The editors of Antiwar.com have known for some time that the FBI has had an eye on them. Naturally enough, they used the Freedom of Information Act to request bureau’s files on them and their organization—but the FBI hasn’t been forthcoming. Now the ACLU has filed suit to force the bureau to divulge the extent of its snooping on anti-interventionist journalists. As Kelley Vlahos reports:
According to the suit, the ACLU has made several futile attempts to obtain the FBI files since a reader alerted [Antiwar.com editors] Garris and Raimondo to this lengthy FBI memo in 2011. The details in question begin at page 62 of the heavily redacted 94-page document. It’s clear from these documents, the suit alleges, that the FBI has files on Garris and Raimondo, and at one point the FBI agent writing the April 30, 2004 memo on Antiwar.com recommends further monitoring of the website in the form of opening a “preliminary investigation …to determine if [redaction] are engaging in, or have engaged in, activities which constitute a threat to national security.”

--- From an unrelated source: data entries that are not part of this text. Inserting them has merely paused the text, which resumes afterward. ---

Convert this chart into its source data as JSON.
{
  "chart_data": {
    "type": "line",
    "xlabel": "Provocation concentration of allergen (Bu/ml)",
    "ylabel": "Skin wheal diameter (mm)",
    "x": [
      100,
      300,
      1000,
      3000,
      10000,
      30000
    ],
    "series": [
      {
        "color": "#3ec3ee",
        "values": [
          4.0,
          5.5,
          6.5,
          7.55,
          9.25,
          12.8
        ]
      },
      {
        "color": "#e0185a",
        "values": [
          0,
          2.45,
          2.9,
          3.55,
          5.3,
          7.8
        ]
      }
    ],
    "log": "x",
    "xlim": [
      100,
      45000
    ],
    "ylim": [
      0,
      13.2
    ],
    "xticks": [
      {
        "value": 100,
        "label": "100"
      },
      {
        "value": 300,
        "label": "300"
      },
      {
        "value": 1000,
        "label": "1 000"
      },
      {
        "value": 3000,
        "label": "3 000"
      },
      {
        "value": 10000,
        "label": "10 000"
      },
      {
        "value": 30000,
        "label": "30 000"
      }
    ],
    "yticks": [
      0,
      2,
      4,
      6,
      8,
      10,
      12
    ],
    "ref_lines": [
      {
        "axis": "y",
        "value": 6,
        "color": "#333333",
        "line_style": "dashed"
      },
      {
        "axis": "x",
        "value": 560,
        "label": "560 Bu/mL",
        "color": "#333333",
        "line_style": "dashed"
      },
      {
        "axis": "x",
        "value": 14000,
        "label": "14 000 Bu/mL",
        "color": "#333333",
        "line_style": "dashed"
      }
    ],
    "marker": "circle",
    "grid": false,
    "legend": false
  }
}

“On one hand it seemed almost funny that we would be considered a threat to national security, but it’s very scary, because what we are engaging in is free speech, and free speech by ordinary citizens and journalists is now being considered a threat to national security and they don’t have to prove it because the government has the ability to suppress information and not disclose any of their activities – as witnessed with what is going on now at the AP and other things,” said Garris.
“The government’s attitude is they want to know all, but they want the public to know as little as possible.”
That’s the crux of the matter. How many more, and more intrusive, incidents are there like this and the Justice Department’s sweep of Associated Press phone records and surveillance of Fox News’s James Rosen? Whereas the Justice Department’s investigations were meant to be in pursuit of national-security leaks, Antiwar.com seems to have been targeted based on nothing more than its name and mission: reporting critically on U.S. foreign policy. In none of these cases does Uncle Sam’s dragnet seem at all justified—which is presumably why the government resists disclosure of its activities. We’ll have more as the suit proceeds.